Par contre, l’autre sœur, veuve du marquis de la Tournelle, était la seule de la famille qui pût donner quelque espoir à Richelieu. Elle était d’une superbe prestance, d’une figure éblouissante de blancheur, aux traits réguliers, quoique un peu forts, mais très expressifs, illuminés par de grands yeux d’un bleu admirable. Elle était volontaire, énergique, ambitieuse.
Son cœur appartenait déjà au Duc d’Agénois, mais son orgueil exultait de voir l’amour qu’elle venait d’inspirer à Louis XV, et Richelieu avait surpris la flamme de cette impérieuse passion dans les yeux du roi, toujours timide, toujours hésitant! Néanmoins, la place refusait de se rendre; Richelieu entendit l’emporter pour le compte du maître. Ses intérêts personnels ne pouvaient que gagner à la manœuvre; et bientôt il commençait secrètement les travaux d’approche[220].
[220] Les Goncourt: La Duchesse de Châteauroux, 1879.—Mémoires authentiques (inédits) du Maréchal de Richelieu. Ces Mémoires donnent une place considérable au règne de la future duchesse de Châteauroux. Le lecteur y verra, quand ils seront publiés, avec quelle merveilleuse aisance le duc évolue au milieu du réseau d’intrigues nouées par lui ou par ses adversaires, mais surtout avec quel art infini, cet homme, qui protestait de son zèle «pour le bien de l’État», s’efforce de réduire son rôle, dans cette tragi-comédie, à celui de simple confident, alors que ses contemporains en ont démontré l’importance capitale et flétri l’indigne attitude.
Entre temps, en avril 1742, pendant un de ses voyages de Paris à Saint-Léger, près de Rambouillet, il apprend, de divers côtés et par ses amis de Cour, que Fleury veut l’envoyer, toute affaire cessante, en Languedoc, sous le spécieux prétexte de rassemblements séditieux des protestants dans cette province. Richelieu flaire là un subterfuge; il sollicite aussitôt une audience du Cardinal. Il l’obtient et presse de questions le prélat. Celui-ci finit par lui reprocher, d’après des informations qu’il tient de la reine, d’avoir blâmé son administration. Richelieu en convient: «J’ai dit, affirme-t-il, qu’il est dangereux d’avoir, au milieu d’une guerre avec toute l’Europe, un Conseil comme le nôtre, où il n’y a pas de militaire»; il avait ajouté cependant que le Cardinal, après mûre réflexion, saurait y remédier.
—«Mais, à votre avis, comment dois-je composer mon Conseil?» fait le premier ministre.
—«Si le roi me questionnait à cet égard, réplique le Duc, je lui dirais qu’il n’y a qu’un homme pour lui répondre, le cardinal de Fleury.»
Cette adroite flatterie désarma l’Éminence.
Mais qui sait si le véritable motif, resté inavoué, de l’envoi immédiat de Richelieu en Languedoc, n’était pas l’appréhension de l’influence que le favori prenait déjà sur l’esprit du roi, ou peut-être quelque révélation indiscrète parvenue aux oreilles du Cardinal et lui dénonçant le plan de campagne du courtisan?
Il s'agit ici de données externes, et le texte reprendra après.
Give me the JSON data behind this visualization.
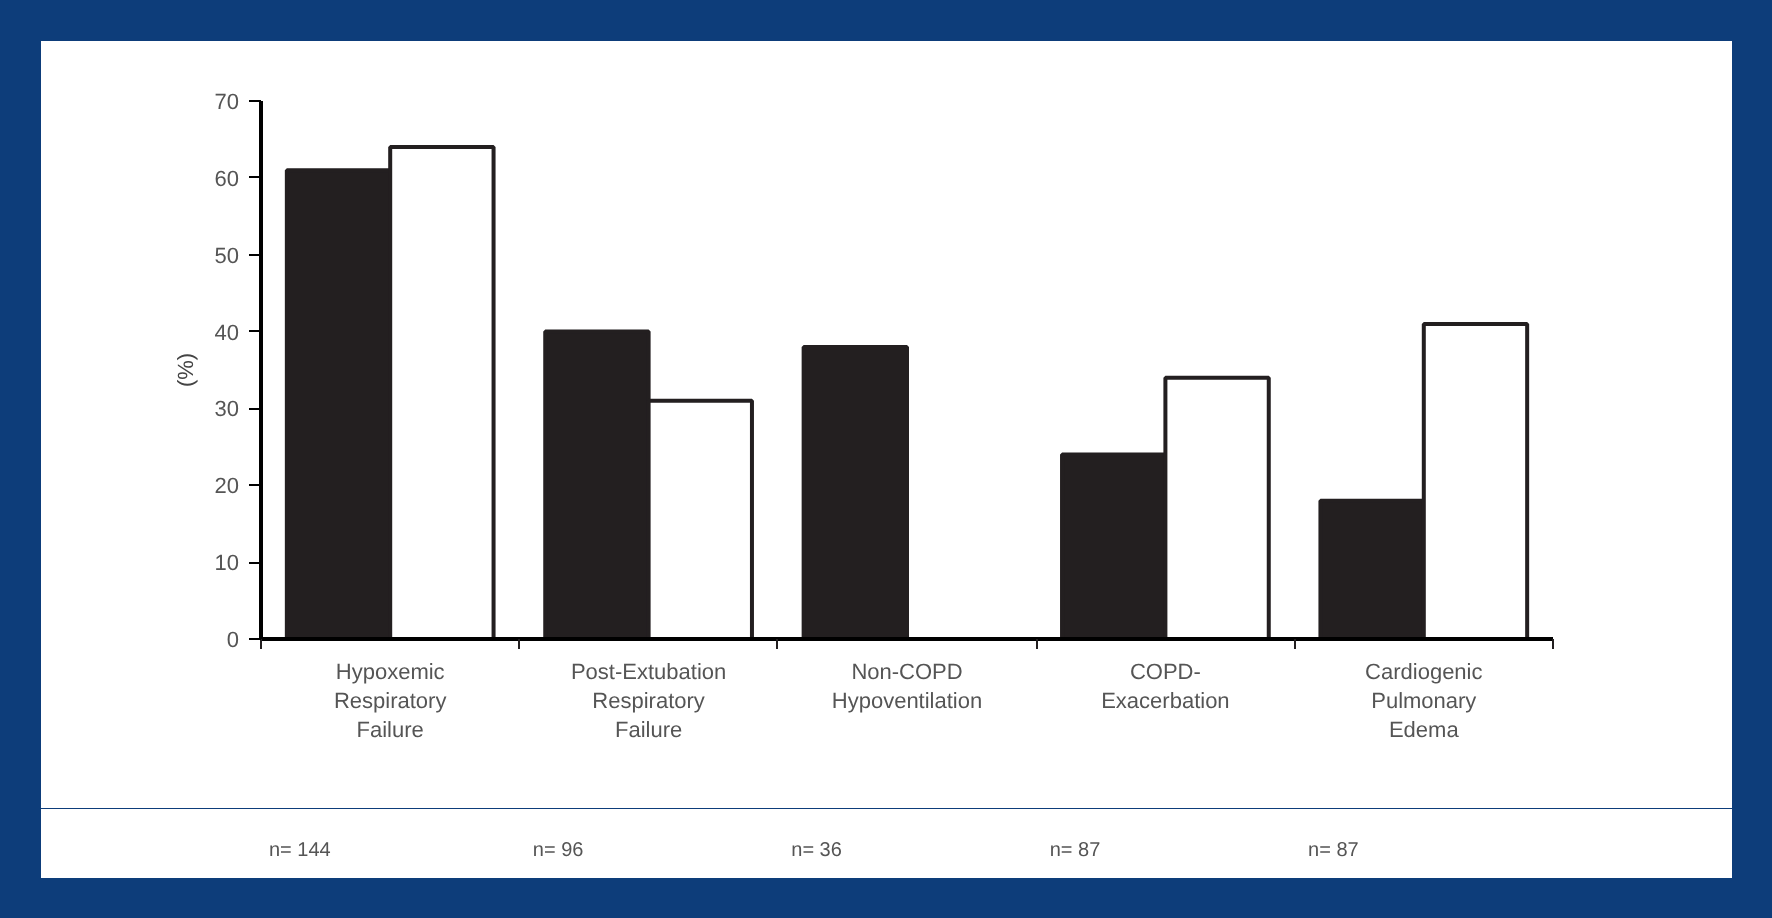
{
  "chart_data": {
    "type": "bar",
    "categories": [
      "Hypoxemic\nRespiratory\nFailure",
      "Post-Extubation\nRespiratory\nFailure",
      "Non-COPD\nHypoventilation",
      "COPD-\nExacerbation",
      "Cardiogenic\nPulmonary\nEdema"
    ],
    "series": [
      {
        "color": "#231f20",
        "values": [
          61,
          40,
          38,
          24,
          18
        ]
      },
      {
        "color": "#ffffff",
        "values": [
          64,
          31,
          null,
          34,
          41
        ]
      }
    ],
    "ylabel": "(%)",
    "ylim": [
      0,
      70
    ],
    "yticks": [
      0,
      10,
      20,
      30,
      40,
      50,
      60,
      70
    ],
    "grid": false,
    "annotations": [
      "n= 144",
      "n= 96",
      "n= 36",
      "n= 87",
      "n= 87"
    ]
  }
}
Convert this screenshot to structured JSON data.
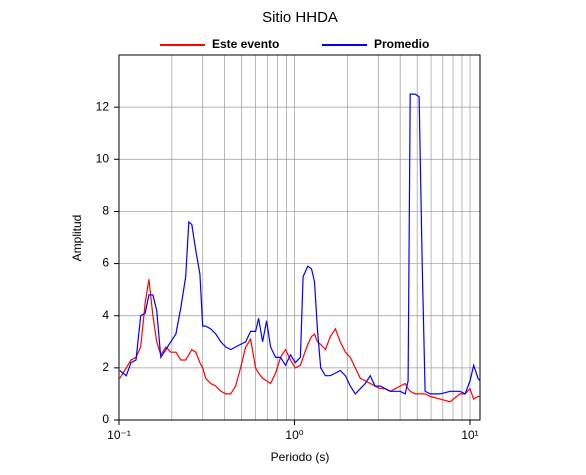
{
  "chart_data": {
    "type": "line",
    "title": "Sitio HHDA",
    "xlabel": "Periodo (s)",
    "ylabel": "Amplitud",
    "xscale": "log",
    "xlim": [
      0.1,
      11.4
    ],
    "ylim": [
      0,
      14
    ],
    "xticks": [
      {
        "value": 0.1,
        "label": "10⁻¹"
      },
      {
        "value": 1,
        "label": "10⁰"
      },
      {
        "value": 10,
        "label": "10¹"
      }
    ],
    "x_minor_ticks": [
      0.2,
      0.3,
      0.4,
      0.5,
      0.6,
      0.7,
      0.8,
      0.9,
      2,
      3,
      4,
      5,
      6,
      7,
      8,
      9
    ],
    "yticks": [
      0,
      2,
      4,
      6,
      8,
      10,
      12
    ],
    "grid": true,
    "legend": "top",
    "x": [
      0.101,
      0.11,
      0.117,
      0.125,
      0.133,
      0.141,
      0.148,
      0.156,
      0.164,
      0.173,
      0.185,
      0.197,
      0.211,
      0.225,
      0.24,
      0.25,
      0.26,
      0.274,
      0.289,
      0.3,
      0.312,
      0.333,
      0.356,
      0.38,
      0.406,
      0.433,
      0.462,
      0.493,
      0.527,
      0.562,
      0.6,
      0.624,
      0.658,
      0.693,
      0.731,
      0.78,
      0.832,
      0.889,
      0.949,
      1.01,
      1.08,
      1.12,
      1.19,
      1.25,
      1.3,
      1.35,
      1.41,
      1.5,
      1.6,
      1.71,
      1.82,
      1.95,
      2.08,
      2.22,
      2.37,
      2.53,
      2.7,
      2.88,
      3.08,
      3.29,
      3.51,
      3.75,
      4.0,
      4.27,
      4.44,
      4.56,
      4.87,
      5.13,
      5.34,
      5.55,
      5.93,
      6.76,
      7.7,
      8.77,
      9.37,
      10.0,
      10.5,
      11.1,
      11.4
    ],
    "series": [
      {
        "name": "Este evento",
        "color": "#ff0000",
        "values": [
          1.6,
          2.0,
          2.3,
          2.4,
          2.8,
          4.5,
          5.4,
          4.0,
          3.0,
          2.5,
          2.8,
          2.6,
          2.6,
          2.3,
          2.3,
          2.5,
          2.7,
          2.6,
          2.2,
          2.0,
          1.6,
          1.4,
          1.3,
          1.1,
          1.0,
          1.0,
          1.3,
          2.0,
          2.8,
          3.1,
          2.0,
          1.8,
          1.6,
          1.5,
          1.4,
          1.8,
          2.4,
          2.7,
          2.3,
          2.0,
          2.1,
          2.4,
          2.9,
          3.2,
          3.3,
          3.0,
          2.9,
          2.7,
          3.2,
          3.5,
          3.0,
          2.6,
          2.4,
          2.0,
          1.6,
          1.5,
          1.4,
          1.3,
          1.2,
          1.2,
          1.1,
          1.2,
          1.3,
          1.4,
          1.2,
          1.1,
          1.0,
          1.0,
          1.0,
          1.0,
          0.9,
          0.8,
          0.7,
          1.0,
          1.0,
          1.2,
          0.8,
          0.9,
          0.9
        ]
      },
      {
        "name": "Promedio",
        "color": "#0000ff",
        "values": [
          1.9,
          1.7,
          2.2,
          2.3,
          4.0,
          4.1,
          4.8,
          4.8,
          4.2,
          2.4,
          2.7,
          3.0,
          3.3,
          4.3,
          5.5,
          7.6,
          7.5,
          6.5,
          5.6,
          3.6,
          3.6,
          3.5,
          3.3,
          3.0,
          2.8,
          2.7,
          2.8,
          2.9,
          3.0,
          3.4,
          3.4,
          3.9,
          3.0,
          3.8,
          2.8,
          2.4,
          2.4,
          2.1,
          2.5,
          2.2,
          2.4,
          5.5,
          5.9,
          5.8,
          5.3,
          3.5,
          2.0,
          1.7,
          1.7,
          1.8,
          1.9,
          1.7,
          1.3,
          1.0,
          1.2,
          1.4,
          1.7,
          1.3,
          1.3,
          1.2,
          1.1,
          1.1,
          1.1,
          1.0,
          1.5,
          12.5,
          12.5,
          12.4,
          6.0,
          1.1,
          1.0,
          1.0,
          1.1,
          1.1,
          1.0,
          1.5,
          2.1,
          1.6,
          1.5
        ]
      }
    ]
  }
}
Car le jour n’est pas éloigné, où, pressentant les desseins de Richelieu, bien que celui-ci n’eût fait de confidences à personne, Fleury, inquiet, demande, en toute sincérité, à la duchesse de Brancas, dont il connaît l’intimité avec le Duc, s’il est vrai que son ami «veut donner Mme de la Tournelle au roi». La duchesse répond qu’elle n’en sait rien: elle ne croit même pas que Richelieu en ait jamais parlé au prince.
—«Et surtout, recommande Fleury, ne lui en soufflez mot; «ne le tentez pas de me punir de mes soupçons et de les changer en réalités[221].»
[221] Mémoires de la duchesse de Brancas (édition L. Lacour, 1865), p. 50.—Le titre de la 1re édition porte: Lettres de L.-B. Lauraguais à Madame... Fragments des Mémoires de la duchesse de Brancas, etc... (Paris, Buisson, an II).